Affordable housing trust fund clears hurdle in Greenwich

Photo of Robert Marchant
Work at Armstrong Court in Greenwich created new affordable townhouse units, part of an initiative to increase affordable housing in the community.

Work at Armstrong Court in Greenwich created new affordable townhouse units, part of an initiative to increase affordable housing in the community.

/ Photo: File / Tyler Sizemore / Hearst Connecticut Media

GREENWICH — The town Planning and Zoning Commission has endorsed an initiative to set up a housing trust fund that would be used to increase the range of affordable housing across Greenwich.

The concept of a trust fund was first proposed in 1988 in town, but it failed to gain approval from the Representative Town Meeting.

“We’re hoping it will be acted upon this time,” Planning and Zoning Chairwoman Margarita Alban said at the board’s Tuesday meeting where the housing fund was considered.

Under the proposal, an 11-member board would oversee the fund. Private donations would be collected, and the funds would be parceled to developers, or the town’s own public housing agency, to build more affordable housing units or to renovate units that could be rented below market rates, according to the plan. The town fund could also be matched with state, federal and nonprofit sources of revenue.

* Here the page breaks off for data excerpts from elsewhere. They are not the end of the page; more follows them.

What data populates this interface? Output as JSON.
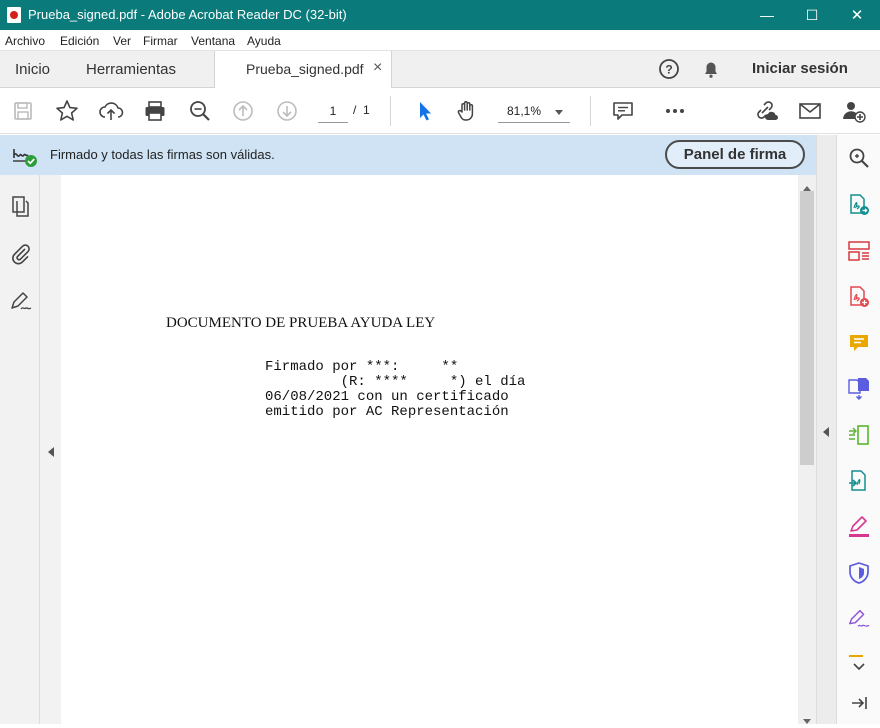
{
  "window": {
    "title": "Prueba_signed.pdf - Adobe Acrobat Reader DC (32-bit)",
    "minimize": "—",
    "maximize": "☐",
    "close": "✕"
  },
  "menu": [
    "Archivo",
    "Edición",
    "Ver",
    "Firmar",
    "Ventana",
    "Ayuda"
  ],
  "tabs": {
    "home": "Inicio",
    "tools": "Herramientas",
    "document": "Prueba_signed.pdf",
    "document_close": "×",
    "signin": "Iniciar sesión"
  },
  "toolbar": {
    "page_current": "1",
    "page_total": "/  1",
    "zoom": "81,1%"
  },
  "signature_bar": {
    "message": "Firmado y todas las firmas son válidas.",
    "panel_button": "Panel de firma"
  },
  "document": {
    "heading": "DOCUMENTO DE PRUEBA AYUDA LEY",
    "lines": [
      "Firmado por ***:     **",
      "         (R: ****     *) el día",
      "06/08/2021 con un certificado",
      "emitido por AC Representación"
    ]
  },
  "colors": {
    "titlebar": "#0a7a7a",
    "sigbar": "#cfe3f4",
    "accent_blue": "#1473e6"
  }
}
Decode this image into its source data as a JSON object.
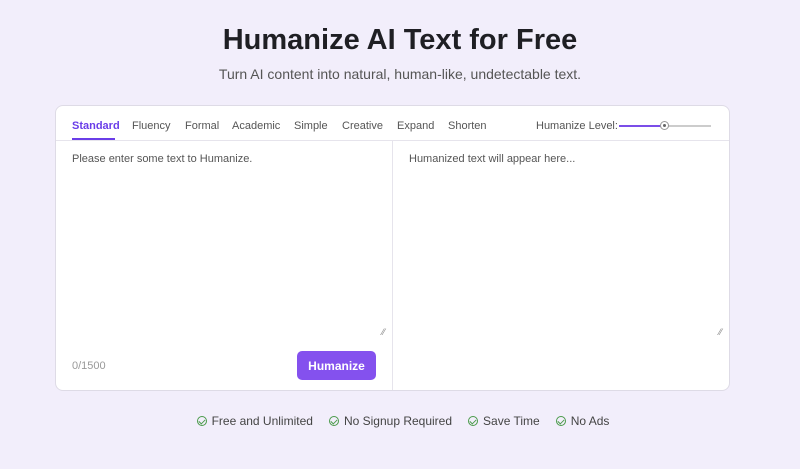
{
  "header": {
    "title": "Humanize AI Text for Free",
    "subtitle": "Turn AI content into natural, human-like, undetectable text."
  },
  "tabs": [
    {
      "label": "Standard",
      "active": true
    },
    {
      "label": "Fluency"
    },
    {
      "label": "Formal"
    },
    {
      "label": "Academic"
    },
    {
      "label": "Simple"
    },
    {
      "label": "Creative"
    },
    {
      "label": "Expand"
    },
    {
      "label": "Shorten"
    }
  ],
  "level": {
    "label": "Humanize Level:",
    "value_percent": 49
  },
  "input": {
    "placeholder": "Please enter some text to Humanize.",
    "count": "0/1500"
  },
  "output": {
    "placeholder": "Humanized text will appear here..."
  },
  "button": {
    "label": "Humanize"
  },
  "features": [
    "Free and Unlimited",
    "No Signup Required",
    "Save Time",
    "No Ads"
  ],
  "colors": {
    "accent": "#8451ee",
    "check": "#4a9a4a"
  }
}
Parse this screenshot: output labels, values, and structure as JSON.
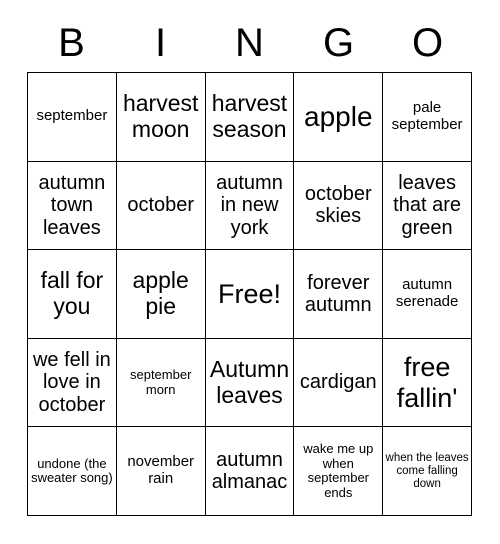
{
  "header": {
    "letters": [
      "B",
      "I",
      "N",
      "G",
      "O"
    ]
  },
  "grid": {
    "rows": 5,
    "columns": 5,
    "cells": [
      {
        "text": "september",
        "size": "fs-xs"
      },
      {
        "text": "harvest moon",
        "size": "fs-md"
      },
      {
        "text": "harvest season",
        "size": "fs-md"
      },
      {
        "text": "apple",
        "size": "fs-xl"
      },
      {
        "text": "pale september",
        "size": "fs-xs"
      },
      {
        "text": "autumn town leaves",
        "size": "fs-sm"
      },
      {
        "text": "october",
        "size": "fs-sm"
      },
      {
        "text": "autumn in new york",
        "size": "fs-sm"
      },
      {
        "text": "october skies",
        "size": "fs-sm"
      },
      {
        "text": "leaves that are green",
        "size": "fs-sm"
      },
      {
        "text": "fall for you",
        "size": "fs-md"
      },
      {
        "text": "apple pie",
        "size": "fs-md"
      },
      {
        "text": "Free!",
        "size": "fs-lg"
      },
      {
        "text": "forever autumn",
        "size": "fs-sm"
      },
      {
        "text": "autumn serenade",
        "size": "fs-xs"
      },
      {
        "text": "we fell in love in october",
        "size": "fs-sm"
      },
      {
        "text": "september morn",
        "size": "fs-xxs"
      },
      {
        "text": "Autumn leaves",
        "size": "fs-md"
      },
      {
        "text": "cardigan",
        "size": "fs-sm"
      },
      {
        "text": "free fallin'",
        "size": "fs-lg"
      },
      {
        "text": "undone (the sweater song)",
        "size": "fs-xxs"
      },
      {
        "text": "november rain",
        "size": "fs-xs"
      },
      {
        "text": "autumn almanac",
        "size": "fs-sm"
      },
      {
        "text": "wake me up when september ends",
        "size": "fs-xxs"
      },
      {
        "text": "when the leaves come falling down",
        "size": "fs-min"
      }
    ]
  },
  "colors": {
    "background": "#ffffff",
    "text": "#000000",
    "border": "#000000"
  }
}
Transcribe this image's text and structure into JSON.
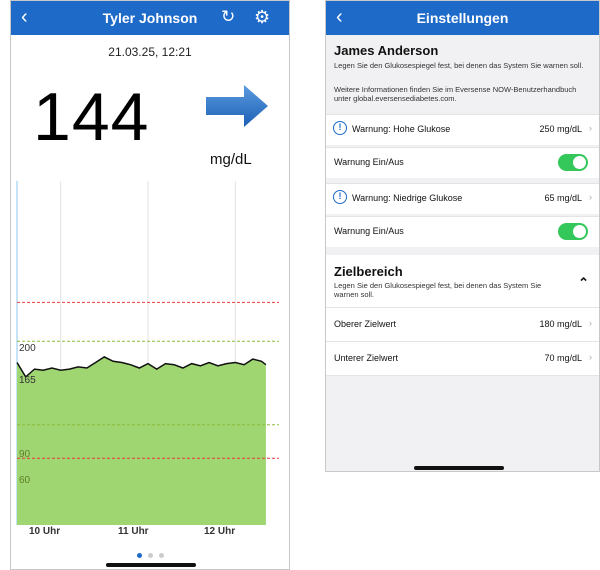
{
  "left": {
    "header": {
      "back_icon": "chevron-left-icon",
      "title": "Tyler Johnson",
      "refresh_icon": "refresh-icon",
      "settings_icon": "gear-icon"
    },
    "datetime": "21.03.25, 12:21",
    "glucose_value": "144",
    "unit": "mg/dL",
    "trend": "arrow-right-icon",
    "page_dots": {
      "count": 3,
      "active": 0
    },
    "colors": {
      "accent": "#1d6ac8",
      "fill": "#9fd672",
      "high_line": "#e63b3b",
      "target_line": "#8dbb36"
    }
  },
  "chart_data": {
    "type": "area",
    "x_tick_labels": [
      "10 Uhr",
      "11 Uhr",
      "12 Uhr"
    ],
    "y_reference_labels": [
      "200",
      "165",
      "90",
      "60"
    ],
    "thresholds": {
      "high_alert": 200,
      "target_high": 165,
      "target_low": 90,
      "low_alert": 60
    },
    "ylim": [
      0,
      300
    ],
    "x_hours": [
      9.5,
      9.6,
      9.7,
      9.8,
      9.9,
      10.0,
      10.1,
      10.2,
      10.3,
      10.4,
      10.5,
      10.6,
      10.7,
      10.8,
      10.9,
      11.0,
      11.1,
      11.2,
      11.3,
      11.4,
      11.5,
      11.6,
      11.7,
      11.8,
      11.9,
      12.0,
      12.1,
      12.2,
      12.3,
      12.35
    ],
    "values": [
      146,
      133,
      140,
      139,
      141,
      139,
      140,
      142,
      141,
      146,
      151,
      147,
      146,
      144,
      141,
      145,
      140,
      145,
      144,
      141,
      145,
      143,
      146,
      143,
      145,
      146,
      144,
      149,
      147,
      144
    ],
    "grid": true
  },
  "right": {
    "header": {
      "back_icon": "chevron-left-icon",
      "title": "Einstellungen"
    },
    "name": "James Anderson",
    "intro": "Legen Sie den Glukosespiegel fest, bei denen das System Sie warnen soll.",
    "info": "Weitere Informationen finden Sie im Eversense NOW-Benutzerhandbuch unter global.eversensediabetes.com.",
    "high_warning": {
      "label": "Warnung: Hohe Glukose",
      "value": "250 mg/dL"
    },
    "high_toggle": {
      "label": "Warnung Ein/Aus",
      "on": true
    },
    "low_warning": {
      "label": "Warnung: Niedrige Glukose",
      "value": "65 mg/dL"
    },
    "low_toggle": {
      "label": "Warnung Ein/Aus",
      "on": true
    },
    "target": {
      "title": "Zielbereich",
      "desc": "Legen Sie den Glukosespiegel fest, bei denen das System Sie warnen soll.",
      "upper": {
        "label": "Oberer Zielwert",
        "value": "180 mg/dL"
      },
      "lower": {
        "label": "Unterer Zielwert",
        "value": "70 mg/dL"
      }
    }
  }
}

Some state lawmakers in Hartford and affordable housing activists have been pushing legislation that would increase affordable housing construction across the state. That has drawn opposition from leaders in Greenwich — and many other towns — who want to take a more localized approach.

In 1989, the state established the 8-30g affordable housing statute, which mandated that every municipality should have 10 percent of its housing formally designated as affordable.

The town is required to file an affordable housing action plan with the state by June 2022. Currently, the town has about 1,250 housing units designated as affordable.

According to the initiative, rent in the affordable units should not exceed 30 percent of a household’s income.

The Planning and Zoning Commission unanimously recommended that the Board of Selectmen move ahead with the trust fund. The proposal would then go to the RTM for approval.

Other municipalities have set up housing trust funds to meet affordability targets, and Greenwich policy-makers looked at similar legislation in Stamford for guidance.

First Selectman Fred Camillo testified at a public hearing before a state legislative committee in March that solutions at the community level are the best to proceed.

“I cannot state in strong enough terms that one-size-fits-all, Hartford-driven mandates that weaken local control of authority is both not needed and potentially very dangerous,” Camillo testified.

Meanwhile, new affordable units are under construction in the west end of town by Greenwich Communities, which was formerly known as the Greenwich Housing Authority. Reconstruction of 42 existing units at Armstrong Court is in the works, and that will be followed by the construction of a new building of 42 units that is slated for late 2021 or early 2022.

There were no public comments on the housing trust fund during the review Tuesday night.